Apo massacre: Northern elders condemn act, demand trial of killer squad

By The Citizen

The Northern Elders' Forum, has described the last Friday's killing of ten artisans by security agents at the Gudu District of Abuja on suspicion of being Boko Haram terrorists  as nothing but a premeditated murder of innocent poverty-stricken Nigerians.

The Secretary General of NEF, Prof Ango Abdullahi, yesterday in the first reaction of the group to the killings, said that the Department of State Security Service and all those involved in the shooting and killing of the artisans had committed murder and must be urgently brought to trial to account for the souls.

Speaking with Saturday Vanguard in Abuja, the former Ahmadu Bello University Vice Chancellor pointed out that the Federal Government must not allow the culprits to go unpunished for the callous act so as not to set a dangerous precedence for other trigger-happy agents of the administration.

While calling for the probe of the relationship between the house owner and the Nigerian Army and the Department of State Security Service, the NEF scribe warned against sweeping the murder under the carpet because of the influence of the property owner.

Abdullahi said, 'All the officers from the Nigerian Army and the DSS, who killed the ten men and left many others with devastating wounds must be arrested and openly tried to show the sincerity and transparency of the government to the rule of law, equity and justice.

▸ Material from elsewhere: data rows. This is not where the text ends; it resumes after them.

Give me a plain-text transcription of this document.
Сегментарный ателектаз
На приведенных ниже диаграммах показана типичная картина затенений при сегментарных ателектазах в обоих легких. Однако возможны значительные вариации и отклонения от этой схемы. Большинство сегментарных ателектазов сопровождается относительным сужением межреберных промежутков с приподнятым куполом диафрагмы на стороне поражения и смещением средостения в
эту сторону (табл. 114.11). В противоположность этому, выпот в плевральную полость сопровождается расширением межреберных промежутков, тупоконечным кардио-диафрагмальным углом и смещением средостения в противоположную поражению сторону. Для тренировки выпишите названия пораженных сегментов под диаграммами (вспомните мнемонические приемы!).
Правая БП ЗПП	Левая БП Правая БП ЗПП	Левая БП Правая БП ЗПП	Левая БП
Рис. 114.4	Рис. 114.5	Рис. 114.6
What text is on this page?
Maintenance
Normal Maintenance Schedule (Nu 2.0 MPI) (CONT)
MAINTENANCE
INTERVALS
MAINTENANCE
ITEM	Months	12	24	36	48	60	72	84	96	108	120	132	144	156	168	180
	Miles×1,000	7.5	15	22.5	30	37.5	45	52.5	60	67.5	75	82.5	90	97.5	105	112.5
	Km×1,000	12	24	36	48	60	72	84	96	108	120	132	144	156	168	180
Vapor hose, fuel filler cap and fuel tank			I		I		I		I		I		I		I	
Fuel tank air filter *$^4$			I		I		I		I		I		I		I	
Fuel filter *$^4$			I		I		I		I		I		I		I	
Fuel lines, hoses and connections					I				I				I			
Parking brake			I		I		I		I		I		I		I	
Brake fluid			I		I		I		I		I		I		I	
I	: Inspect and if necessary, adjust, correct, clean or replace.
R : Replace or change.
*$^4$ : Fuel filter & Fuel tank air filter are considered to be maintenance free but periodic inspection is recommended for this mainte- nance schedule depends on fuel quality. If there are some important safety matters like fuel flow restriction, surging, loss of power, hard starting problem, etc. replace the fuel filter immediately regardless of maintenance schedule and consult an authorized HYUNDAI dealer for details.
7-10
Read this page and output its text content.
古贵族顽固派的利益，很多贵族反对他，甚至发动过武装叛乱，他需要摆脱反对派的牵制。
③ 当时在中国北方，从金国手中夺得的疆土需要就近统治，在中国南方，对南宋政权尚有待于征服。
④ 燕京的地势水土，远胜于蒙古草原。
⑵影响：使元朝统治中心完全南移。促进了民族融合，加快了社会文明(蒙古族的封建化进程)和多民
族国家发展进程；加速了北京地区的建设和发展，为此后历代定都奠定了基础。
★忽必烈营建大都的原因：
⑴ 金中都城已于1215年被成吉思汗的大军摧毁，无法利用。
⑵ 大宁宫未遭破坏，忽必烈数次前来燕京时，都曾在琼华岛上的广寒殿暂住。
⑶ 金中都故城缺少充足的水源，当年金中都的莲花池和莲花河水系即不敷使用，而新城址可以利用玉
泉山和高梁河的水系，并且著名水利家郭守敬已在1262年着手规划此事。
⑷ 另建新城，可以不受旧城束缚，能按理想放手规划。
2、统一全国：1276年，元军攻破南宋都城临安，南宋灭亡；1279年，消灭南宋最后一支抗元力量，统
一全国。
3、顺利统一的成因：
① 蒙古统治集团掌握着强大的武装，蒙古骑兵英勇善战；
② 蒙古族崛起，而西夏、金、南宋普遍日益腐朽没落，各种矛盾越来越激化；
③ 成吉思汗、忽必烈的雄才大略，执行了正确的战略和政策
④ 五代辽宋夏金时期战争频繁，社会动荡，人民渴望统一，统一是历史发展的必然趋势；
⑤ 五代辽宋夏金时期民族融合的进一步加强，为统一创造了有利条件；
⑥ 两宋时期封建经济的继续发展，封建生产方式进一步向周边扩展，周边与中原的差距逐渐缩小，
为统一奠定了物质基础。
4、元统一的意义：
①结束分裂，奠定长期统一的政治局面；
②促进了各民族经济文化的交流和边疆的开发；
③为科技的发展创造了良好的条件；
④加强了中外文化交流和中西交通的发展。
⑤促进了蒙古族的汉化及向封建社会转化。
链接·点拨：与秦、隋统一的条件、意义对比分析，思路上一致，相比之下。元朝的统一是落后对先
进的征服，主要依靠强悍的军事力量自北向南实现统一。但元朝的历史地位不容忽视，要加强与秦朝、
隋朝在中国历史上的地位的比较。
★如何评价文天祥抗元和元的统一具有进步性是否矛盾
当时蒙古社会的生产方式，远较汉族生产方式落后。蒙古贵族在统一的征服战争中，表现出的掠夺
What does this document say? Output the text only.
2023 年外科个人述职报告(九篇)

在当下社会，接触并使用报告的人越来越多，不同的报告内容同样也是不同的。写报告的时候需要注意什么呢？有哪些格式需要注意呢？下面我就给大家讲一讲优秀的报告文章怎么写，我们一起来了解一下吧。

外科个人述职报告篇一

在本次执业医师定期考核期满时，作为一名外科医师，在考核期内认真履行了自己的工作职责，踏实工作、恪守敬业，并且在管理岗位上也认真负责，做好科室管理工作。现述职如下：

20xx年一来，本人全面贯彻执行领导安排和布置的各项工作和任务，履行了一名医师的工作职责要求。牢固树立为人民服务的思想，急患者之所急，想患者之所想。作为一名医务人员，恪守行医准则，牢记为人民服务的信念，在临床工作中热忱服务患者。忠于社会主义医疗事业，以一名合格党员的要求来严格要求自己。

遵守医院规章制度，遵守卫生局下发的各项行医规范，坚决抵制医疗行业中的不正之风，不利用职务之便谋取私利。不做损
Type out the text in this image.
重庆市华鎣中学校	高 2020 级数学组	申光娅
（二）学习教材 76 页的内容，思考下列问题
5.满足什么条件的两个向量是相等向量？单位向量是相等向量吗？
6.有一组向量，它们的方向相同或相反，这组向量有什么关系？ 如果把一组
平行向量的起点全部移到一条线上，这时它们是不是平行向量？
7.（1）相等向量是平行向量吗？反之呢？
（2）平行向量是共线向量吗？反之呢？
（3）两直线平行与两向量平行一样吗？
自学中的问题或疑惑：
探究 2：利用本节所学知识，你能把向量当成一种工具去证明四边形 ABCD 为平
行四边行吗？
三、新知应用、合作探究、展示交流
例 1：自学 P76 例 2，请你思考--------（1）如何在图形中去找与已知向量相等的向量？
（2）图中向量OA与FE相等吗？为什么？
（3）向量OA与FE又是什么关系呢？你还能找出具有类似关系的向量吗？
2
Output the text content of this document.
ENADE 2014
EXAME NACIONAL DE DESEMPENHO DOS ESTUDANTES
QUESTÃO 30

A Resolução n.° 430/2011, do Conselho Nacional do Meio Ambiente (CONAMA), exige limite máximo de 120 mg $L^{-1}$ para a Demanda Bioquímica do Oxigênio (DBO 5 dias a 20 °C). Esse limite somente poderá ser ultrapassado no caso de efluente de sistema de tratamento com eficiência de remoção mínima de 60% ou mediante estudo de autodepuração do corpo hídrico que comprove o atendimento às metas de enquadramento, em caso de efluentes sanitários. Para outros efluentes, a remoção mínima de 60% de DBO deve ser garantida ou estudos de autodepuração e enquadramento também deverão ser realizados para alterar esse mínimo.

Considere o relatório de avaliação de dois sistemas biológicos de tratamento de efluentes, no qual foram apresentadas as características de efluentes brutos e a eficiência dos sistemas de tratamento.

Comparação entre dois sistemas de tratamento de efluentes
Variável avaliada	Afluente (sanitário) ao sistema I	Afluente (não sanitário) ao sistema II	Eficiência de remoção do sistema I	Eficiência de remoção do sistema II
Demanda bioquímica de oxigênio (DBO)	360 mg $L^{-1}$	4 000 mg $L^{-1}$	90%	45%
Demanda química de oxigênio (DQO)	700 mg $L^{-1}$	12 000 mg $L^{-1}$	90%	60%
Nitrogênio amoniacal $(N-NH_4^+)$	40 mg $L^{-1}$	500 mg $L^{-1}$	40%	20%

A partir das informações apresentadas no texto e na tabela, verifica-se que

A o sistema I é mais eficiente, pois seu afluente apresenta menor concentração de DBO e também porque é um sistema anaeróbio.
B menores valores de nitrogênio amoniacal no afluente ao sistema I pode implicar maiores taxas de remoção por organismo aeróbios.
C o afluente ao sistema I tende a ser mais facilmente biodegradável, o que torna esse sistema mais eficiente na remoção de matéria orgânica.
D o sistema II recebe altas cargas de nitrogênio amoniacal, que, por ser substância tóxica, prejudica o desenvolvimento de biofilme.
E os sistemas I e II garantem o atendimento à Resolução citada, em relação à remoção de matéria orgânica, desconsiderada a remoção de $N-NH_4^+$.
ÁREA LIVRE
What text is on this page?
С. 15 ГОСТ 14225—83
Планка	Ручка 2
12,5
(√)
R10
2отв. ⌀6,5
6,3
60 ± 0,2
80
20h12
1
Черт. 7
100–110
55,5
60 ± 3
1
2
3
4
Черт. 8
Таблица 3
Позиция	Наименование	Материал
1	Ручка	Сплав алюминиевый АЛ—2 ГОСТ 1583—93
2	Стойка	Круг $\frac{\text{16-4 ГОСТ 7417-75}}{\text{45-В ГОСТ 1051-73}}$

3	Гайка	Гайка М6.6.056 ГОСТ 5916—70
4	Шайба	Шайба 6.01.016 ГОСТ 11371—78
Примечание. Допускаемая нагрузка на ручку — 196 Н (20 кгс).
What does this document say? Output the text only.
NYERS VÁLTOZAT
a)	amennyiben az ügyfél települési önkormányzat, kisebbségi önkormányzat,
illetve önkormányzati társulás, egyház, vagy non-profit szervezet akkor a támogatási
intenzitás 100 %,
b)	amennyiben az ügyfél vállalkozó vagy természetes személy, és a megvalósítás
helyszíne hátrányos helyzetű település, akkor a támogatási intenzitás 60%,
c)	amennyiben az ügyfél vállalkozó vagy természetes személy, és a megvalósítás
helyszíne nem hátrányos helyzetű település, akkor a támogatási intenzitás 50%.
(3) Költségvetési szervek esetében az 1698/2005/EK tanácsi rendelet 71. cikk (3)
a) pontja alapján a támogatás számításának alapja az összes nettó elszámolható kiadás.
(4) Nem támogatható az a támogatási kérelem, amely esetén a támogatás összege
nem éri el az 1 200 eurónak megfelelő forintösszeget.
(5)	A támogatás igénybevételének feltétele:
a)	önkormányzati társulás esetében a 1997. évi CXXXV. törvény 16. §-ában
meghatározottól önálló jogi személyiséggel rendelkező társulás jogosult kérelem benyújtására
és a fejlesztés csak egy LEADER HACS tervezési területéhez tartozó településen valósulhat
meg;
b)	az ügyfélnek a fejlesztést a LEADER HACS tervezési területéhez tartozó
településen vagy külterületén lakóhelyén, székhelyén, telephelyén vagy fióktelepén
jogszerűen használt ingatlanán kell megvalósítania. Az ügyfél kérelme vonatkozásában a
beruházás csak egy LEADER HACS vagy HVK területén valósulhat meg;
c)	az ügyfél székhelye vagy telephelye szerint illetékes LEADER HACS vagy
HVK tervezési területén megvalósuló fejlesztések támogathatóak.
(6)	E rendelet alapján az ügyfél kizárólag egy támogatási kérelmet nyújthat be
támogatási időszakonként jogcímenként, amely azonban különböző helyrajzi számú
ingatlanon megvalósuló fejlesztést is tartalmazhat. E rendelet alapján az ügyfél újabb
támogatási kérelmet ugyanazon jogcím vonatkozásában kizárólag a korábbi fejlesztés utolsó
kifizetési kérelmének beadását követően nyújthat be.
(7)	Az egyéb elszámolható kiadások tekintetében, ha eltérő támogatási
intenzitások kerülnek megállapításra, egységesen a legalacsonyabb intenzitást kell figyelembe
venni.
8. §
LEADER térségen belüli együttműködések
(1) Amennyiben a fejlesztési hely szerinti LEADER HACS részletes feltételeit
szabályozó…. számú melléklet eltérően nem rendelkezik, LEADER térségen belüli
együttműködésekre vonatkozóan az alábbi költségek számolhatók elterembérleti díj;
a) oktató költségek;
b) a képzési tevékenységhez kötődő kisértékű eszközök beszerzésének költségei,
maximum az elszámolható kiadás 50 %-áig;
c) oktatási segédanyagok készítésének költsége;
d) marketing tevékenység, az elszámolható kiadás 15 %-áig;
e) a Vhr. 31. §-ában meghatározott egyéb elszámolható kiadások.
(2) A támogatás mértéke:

'We in the Northern Elders' Forum will like to see the full disclosure of the details of the owner of the controversial building and why they had to use soldiers and snipers to clear the building of squatters.

'We consider it most callous the infuriating claim, by the DSS spokeswoman that the men they killed that Friday were Boko Haram terrorists, who tried to stop them from digging for buried arms but they refused to display the recovered arms and the pit from where the guns were removed from the compound.

'If indeed, as the DSS has claimed, that the slain men were Boko Haram terrorists, they still needed to arrest them, get evidence from them and prosecute them in the court of law as enshrined in our law.

'To us, mere suspicion of innocent persons does not make them criminals to warrant outright execution. This is totally unacceptable to us. We suspect that those who carried out the extra-judicial killing of the ten men had a hidden motive, which must be equally punished by the government,' NEF insisted.

Apparently rattled by growing public outrage over the killing of the ten men, the Nigerian Army   on Wednesday tried to distance itself from the action, saying that it was carried out by a sister security agency.

It also said it did not have anything to do with the owner of the building said to be related to a former Head of States.

Director of Army Public Relations, Brig-General Ibrahim Attahiru told one of our correspondents that the Army was neither aware that the house belonged to a former Head of States' sister nor any of its officers.

'The Nigerian Army does not have anything to do with the house. Equally, the story about the house belonging to a Colonel is unfounded,' Attahiru explained.